Poco a poco se conseguirá. Los jaeneros lo llevamos en los adentros. Antes o después se hará realidad. Por eso debemos proclamarlo sin desmayo. Sucederá entonces. Jaén lo merece. No hay ciudad más bella en España; ninguna que pueda igualar su arriscado contorno, la inmaculada claridad de su cielo, la rica sencillez de sus tradiciones, la belleza inaudita de su paisaje circundante, el pino y tortuoso trazado de sus viejos barrio, el carácter sobrio de sus gentes, sus noches de luna morisca que se cuela de rondón, embozada de misterios y leyendas, por las callejas de los barrios altos — Zumbajarros, Hospitalico, Peñuelas, Bazo, Reventón, Vicario, Elvín…—, silenciando su cauce argentino el grito colorista y apasionado de geranios y gitanillas, plateando con embrujo desmayado la cal de las esquinas. Calles donde han nacido y vivido jaeneros valiosos que lucharon con denuedo para mejorar la vida de los suyos, que era hacer mejor la propia vida jaenera. Sendas empedradas por las que en cualquier momento pueden aparecer chirris de atezado rostro, o pintureras pastiras de andares desmayados; hombres y mujeres valiosos de esta noble tierra, con la mirada cargada de amor, ternura y añoranza, pues pese a trabajar y vivir en el nuevo y extendido Jaén de la planicie, nunca olvidan su infancia transcurrida junto a los roquedales coronados por la blanca cruz; aquellos lugares que han marcado su vida y decantado sus sueños mejores.
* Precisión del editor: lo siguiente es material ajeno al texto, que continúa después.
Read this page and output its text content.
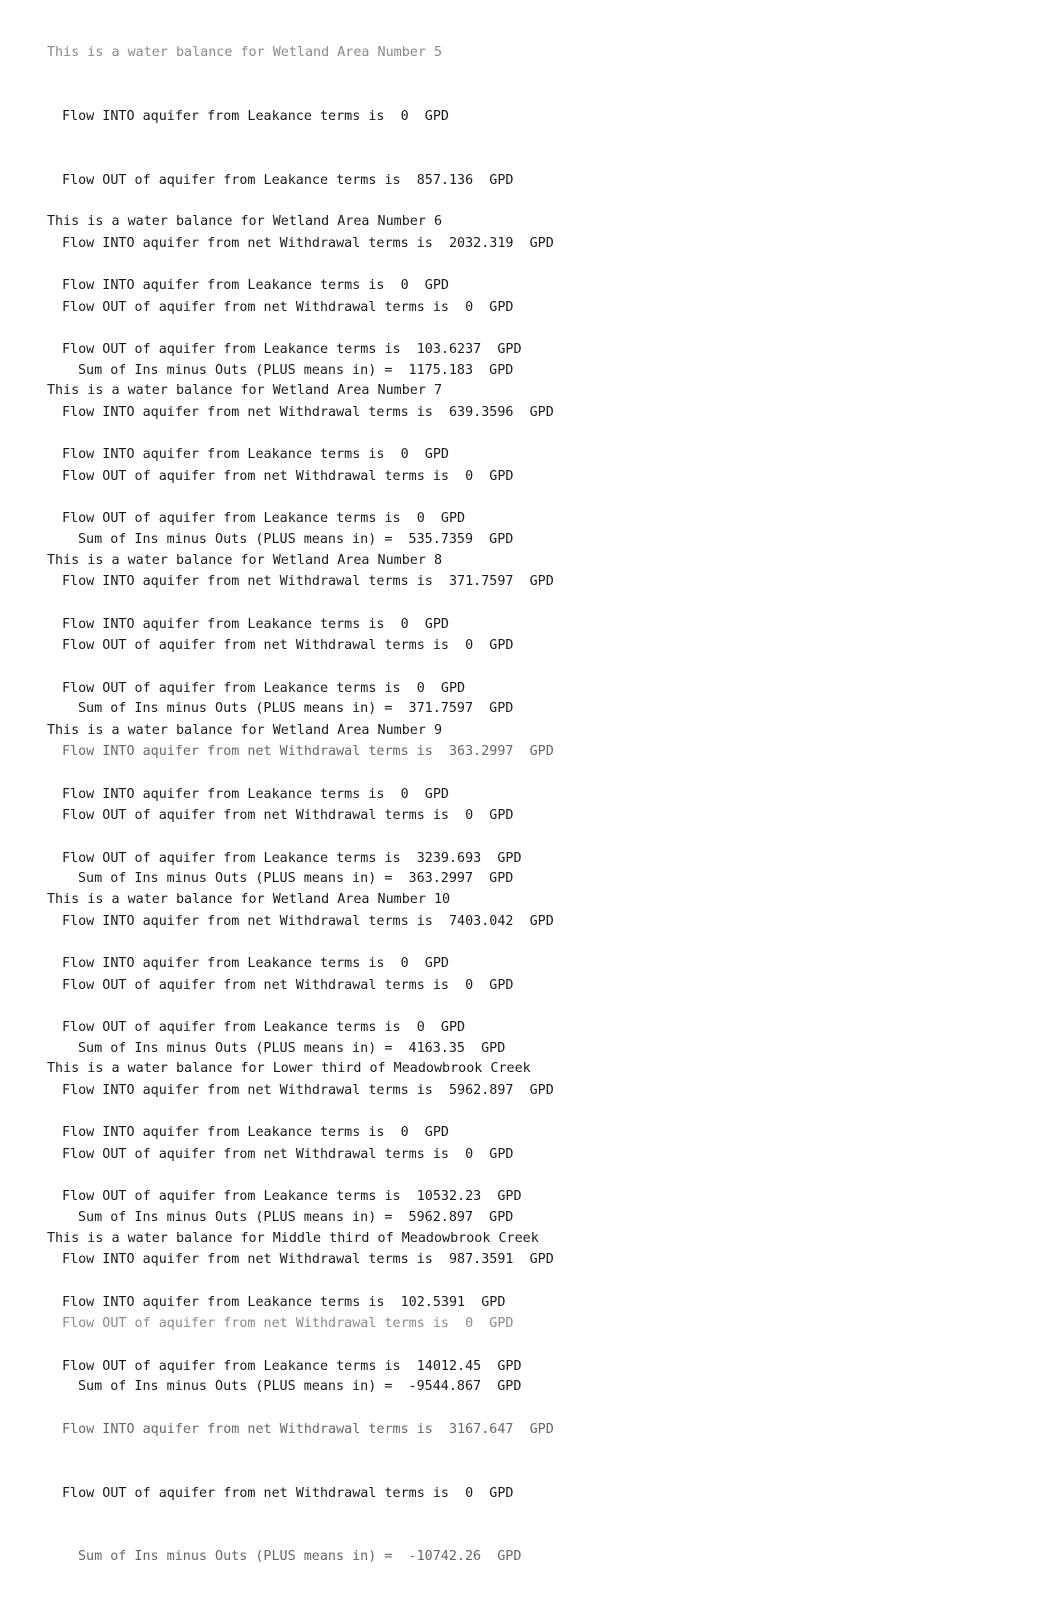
This is a water balance for Wetland Area Number 5

Flow INTO aquifer from Leakance terms is 0 GPD

Flow OUT of aquifer from Leakance terms is 857.136 GPD

Flow INTO aquifer from net Withdrawal terms is 2032.319 GPD

Flow OUT of aquifer from net Withdrawal terms is 0 GPD

Sum of Ins minus Outs (PLUS means in) = 1175.183 GPD

This is a water balance for Wetland Area Number 6

Flow INTO aquifer from Leakance terms is 0 GPD

Flow OUT of aquifer from Leakance terms is 103.6237 GPD

Flow INTO aquifer from net Withdrawal terms is 639.3596 GPD

Flow OUT of aquifer from net Withdrawal terms is 0 GPD

Sum of Ins minus Outs (PLUS means in) = 535.7359 GPD

This is a water balance for Wetland Area Number 7

Flow INTO aquifer from Leakance terms is 0 GPD

Flow OUT of aquifer from Leakance terms is 0 GPD

Flow INTO aquifer from net Withdrawal terms is 371.7597 GPD

Flow OUT of aquifer from net Withdrawal terms is 0 GPD

Sum of Ins minus Outs (PLUS means in) = 371.7597 GPD

This is a water balance for Wetland Area Number 8

Flow INTO aquifer from Leakance terms is 0 GPD

Flow OUT of aquifer from Leakance terms is 0 GPD

Flow INTO aquifer from net Withdrawal terms is 363.2997 GPD

Flow OUT of aquifer from net Withdrawal terms is 0 GPD

Sum of Ins minus Outs (PLUS means in) = 363.2997 GPD

This is a water balance for Wetland Area Number 9

Flow INTO aquifer from Leakance terms is 0 GPD

Flow OUT of aquifer from Leakance terms is 3239.693 GPD

Flow INTO aquifer from net Withdrawal terms is 7403.042 GPD

Flow OUT of aquifer from net Withdrawal terms is 0 GPD

Sum of Ins minus Outs (PLUS means in) = 4163.35 GPD

This is a water balance for Wetland Area Number 10

Flow INTO aquifer from Leakance terms is 0 GPD

Flow OUT of aquifer from Leakance terms is 0 GPD

Flow INTO aquifer from net Withdrawal terms is 5962.897 GPD

Flow OUT of aquifer from net Withdrawal terms is 0 GPD

Sum of Ins minus Outs (PLUS means in) = 5962.897 GPD

This is a water balance for Lower third of Meadowbrook Creek

Flow INTO aquifer from Leakance terms is 0 GPD

Flow OUT of aquifer from Leakance terms is 10532.23 GPD

Flow INTO aquifer from net Withdrawal terms is 987.3591 GPD

Flow OUT of aquifer from net Withdrawal terms is 0 GPD

Sum of Ins minus Outs (PLUS means in) = -9544.867 GPD

This is a water balance for Middle third of Meadowbrook Creek

Flow INTO aquifer from Leakance terms is 102.5391 GPD

Flow OUT of aquifer from Leakance terms is 14012.45 GPD

Flow INTO aquifer from net Withdrawal terms is 3167.647 GPD

Flow OUT of aquifer from net Withdrawal terms is 0 GPD

Sum of Ins minus Outs (PLUS means in) = -10742.26 GPD
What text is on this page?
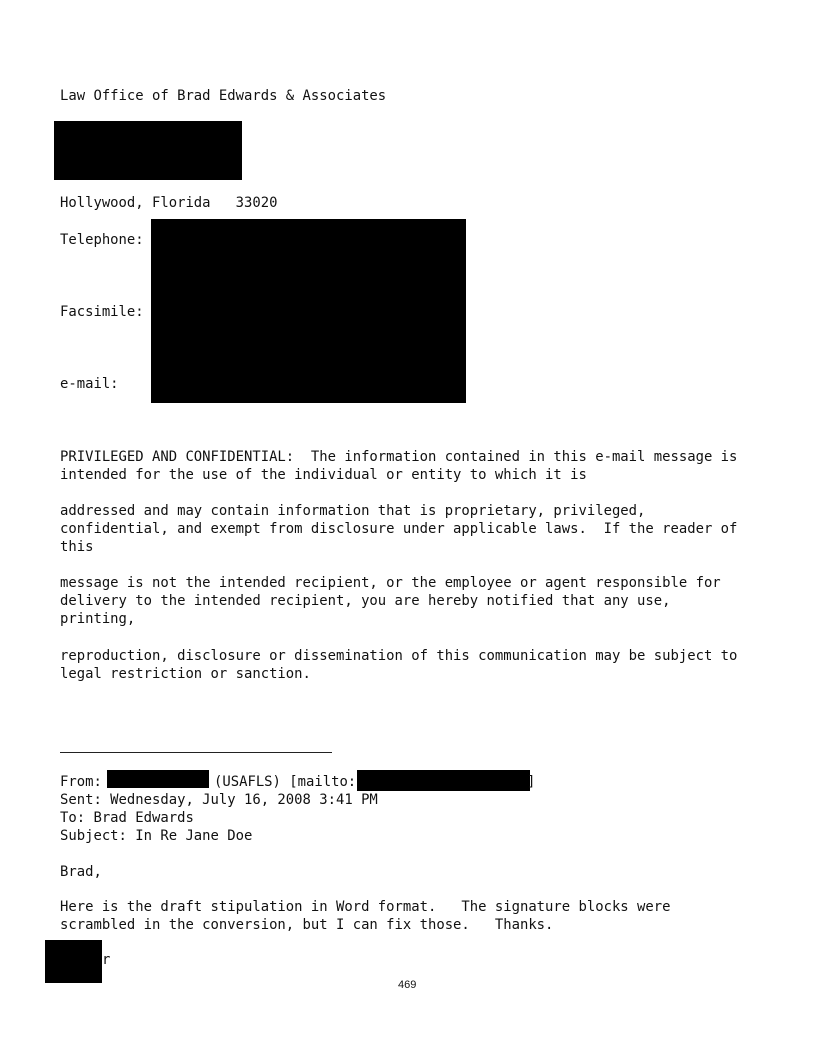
Law Office of Brad Edwards & Associates
Hollywood, Florida   33020
Telephone:
Facsimile:
e-mail:
PRIVILEGED AND CONFIDENTIAL:  The information contained in this e-mail message is
intended for the use of the individual or entity to which it is
addressed and may contain information that is proprietary, privileged,
confidential, and exempt from disclosure under applicable laws.  If the reader of
this
message is not the intended recipient, or the employee or agent responsible for
delivery to the intended recipient, you are hereby notified that any use,
printing,
reproduction, disclosure or dissemination of this communication may be subject to
legal restriction or sanction.
From:	(USAFLS) [mailto:	]
Sent: Wednesday, July 16, 2008 3:41 PM
To: Brad Edwards
Subject: In Re Jane Doe
Brad,
Here is the draft stipulation in Word format.   The signature blocks were
scrambled in the conversion, but I can fix those.   Thanks.
r
469
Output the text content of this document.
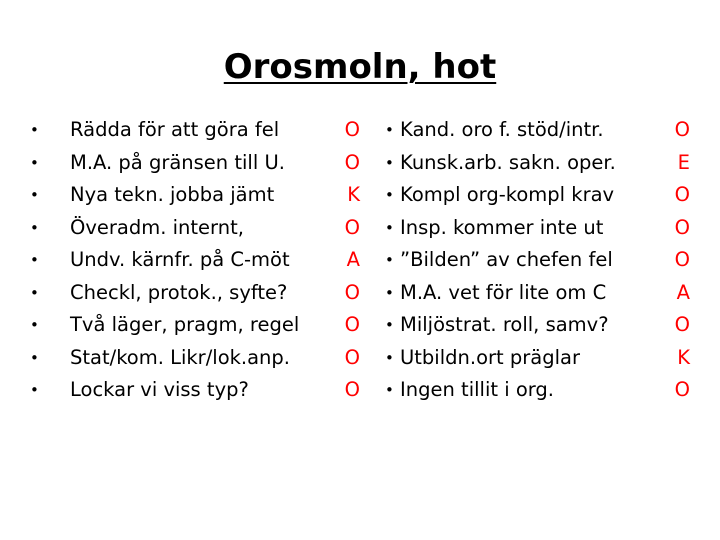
Orosmoln, hot
• Rädda för att göra fel	O
• M.A. på gränsen till U.	O
• Nya tekn. jobba jämt	K
• Överadm. internt,	O
• Undv. kärnfr. på C-möt	A
• Checkl, protok., syfte?	O
• Två läger, pragm, regel O
• Stat/kom. Likr/lok.anp.	O
• Lockar vi viss typ?	O
• Kand. oro f. stöd/intr.	O
• Kunsk.arb. sakn. oper.	E
• Kompl org-kompl krav	O
• Insp. kommer inte ut	O
• ”Bilden” av chefen fel	O
• M.A. vet för lite om C	A
• Miljöstrat. roll, samv?	O
• Utbildn.ort präglar	K
• Ingen tillit i org.	O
Ni un solo día debe pasar sin que un jaenero se plante, como una encina añosa de raíces fecundas, frente a la fachada de nuestra catedral. A cualquier hora del día. Amaneciendo cuando parece que la aurora plantara sus claros pendones sobre sus torres simétricas. O bajo la luz radiante del ángelus, en plena profusión solar, elevando una plegaria a la Asunción de María a la que está consagrada. O al atardecer, en el instante mágico en que la roca venerable de su fachada toma el color de la carne cruda, mientras destilan los ángeles un zumo de naranja generoso por un poniente de cielo y roca. O cuando se hace ascua de luz, lucero radiante en medio de las sombras, para atraer a todos los corazones desde cualquier punto del paisaje quebrado de la ciudad. Y allí, en cada momento, en silencio amoroso, quedar ligado a ella, en unión mística y cordial, formando parte viva de tan singular prodigio, enseña del Jaén de nuestros amores. Porque en su belleza, armonía y grandeza, estamos contenidos nosotros también; nuestra vida y sueños mejores. Allí está Jaén, por eso al elevar la vista a tal prodigio parece que ya estuviéramos en el paraíso jaenero , si es que no lo hubiéramos alcanzado mucho antes.
Nosotros, los habitantes de esta tierra, sabemos que tenemos un tesoro. Otros, por el contrario, están tardando bastante en reconocerlo. Que Dios les conceda la lucidez precisa y haga caer las escamas de sus ojos. Entonces verán la luz.